Forças ocultas, contudo, inviabilizaram o projeto. De pronto surgiram técnicos de plantão para apontar problemas: “o trajeto não é bom, a bitola não é adequada”…, mil argumentos para que não se materializasse. Esqueceram-se, contudo, que nesta mesma linha, até 1996 trafegou o Trem Bandeirante, levando passageiros de Brasília a São Paulo. Por fim, o Ceará calou a boca de todos que só encontram problemas e nunca veem solução. Em pleno sertão, um trecho de igual tamanho, 60 km, foi transformado no VLT do Cariri, que liga o Crato a Juazeiro do Norte e, de quebra, ainda se pede uma benção ao Padre Cícero.

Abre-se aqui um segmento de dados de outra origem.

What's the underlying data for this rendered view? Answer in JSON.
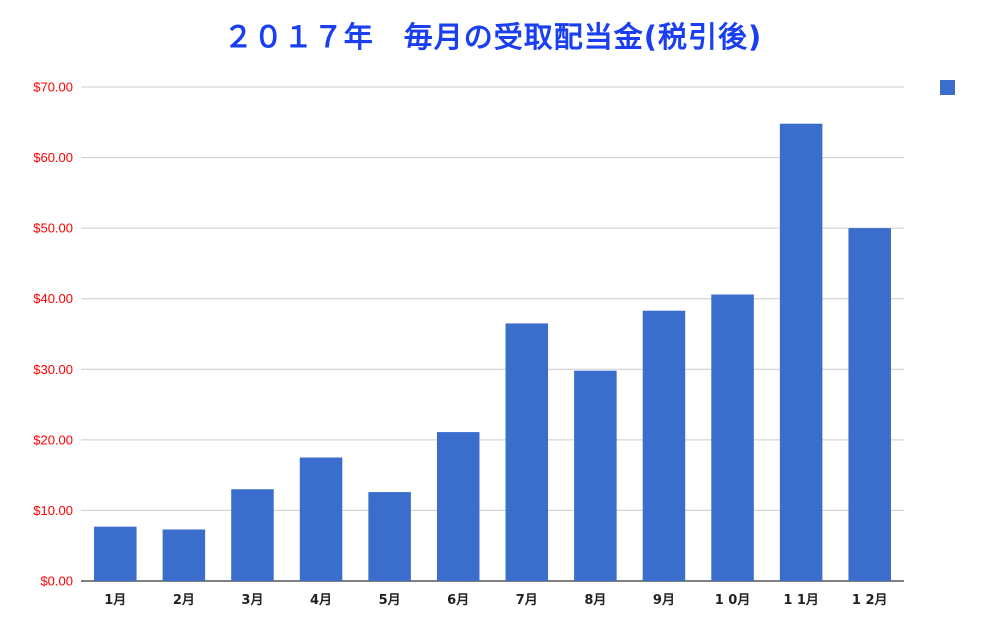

Ônibus não possuem a mesma capacidade de transporte de trens, metrô e VLTs. Foto: Chico Sant’Anna

Passou da hora da linha do Trem Bandeirante virar o Trem Regional do DF. É desumano obrigar as pessoas a perderem cerca de quatro horas de seu dia enlatadas em ônibus superlotados ou presas a engarrafamentos infindáveis. Soluções rodoviaristas além de caras se mostram ineficientes ao longo dos anos. Quatro anos se passaram desde a ampliação da EPIA Sul, para receber o BRT, e ela já apresenta engarrafamentos às quatro da manhã e às quatro da tarde. Um novo governo está por chegar. É importante ter o compromisso das futuras autoridades em soluções mais eficientes, confortáveis, confiáveis e sustentáveis de mobilidade urbana. O rodoviarismo, em todo o mundo, está com seus dias contados. Brasília não pode perder o trem da história.